On another regulatory note, it’s become too common for developers to release their flawed games before they’re ready to go, then fix them later with a day one, day two, or day 30 patch. As I said before, we saw it recently with Baldo The Guardian Owls and Sonic Colors Ultimate. There is a lot of bureaucracy in these decisions; developers aren’t always able to meet their launch deadlines, and unexpected issues often occur after a game launches. But it’s a horrible consumer experience when a developer releases games that have experienced glitch issues and expects us to run through Cyberpunk 2077 levels of updates needed to play a game that caught our eye. It gives the developer a bad image and gives Nintendo a bad image for hosting the game.

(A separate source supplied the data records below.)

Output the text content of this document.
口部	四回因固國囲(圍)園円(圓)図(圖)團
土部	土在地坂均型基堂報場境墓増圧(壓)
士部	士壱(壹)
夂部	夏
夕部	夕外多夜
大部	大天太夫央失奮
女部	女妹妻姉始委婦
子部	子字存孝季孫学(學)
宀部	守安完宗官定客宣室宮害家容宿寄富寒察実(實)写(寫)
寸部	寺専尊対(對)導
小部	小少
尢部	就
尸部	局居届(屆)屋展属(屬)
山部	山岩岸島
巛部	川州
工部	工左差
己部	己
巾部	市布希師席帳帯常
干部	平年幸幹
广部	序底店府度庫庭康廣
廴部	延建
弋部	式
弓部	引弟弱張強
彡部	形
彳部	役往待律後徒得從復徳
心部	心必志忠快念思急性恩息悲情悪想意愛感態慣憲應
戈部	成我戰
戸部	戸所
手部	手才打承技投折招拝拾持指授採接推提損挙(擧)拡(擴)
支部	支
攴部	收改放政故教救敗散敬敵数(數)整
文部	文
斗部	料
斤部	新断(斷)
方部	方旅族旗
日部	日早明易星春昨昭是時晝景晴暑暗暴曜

Not to mention that being repeatedly burned by eShop purchases creates a horrible experience for gamers and may prevent us from buying games from that specific developer or even from the eShop in the future. . The worst part is that it often happens with indie games. I’m always keen to support a small studio when I can. But if I constantly have to wonder whether or not I will be able to play the game, I think of the purchase which is ridiculous and hurts the industry in general.
Nintendo’s new Switch OLED model will be released on October 8. It features several upgrades including a better screen, better kickstand, better internal storage and even more LAN port in the dock. However, suppose Nintendo wants to make the upgraded experience complete. In this case, they will update the eShop visually and with improved search capabilities and regulations in place that help protect potential buyers from false advertising. It’s the only way to give Nintendo back the credibility that the eShop is losing.
Buying games on the eShop is a gamble. You might get a fully functional title that meets your expectations, or you might get shovelware that gets glitched as it all comes out. Unless significant changes are implemented very soon, the damage will only continue to affect more players.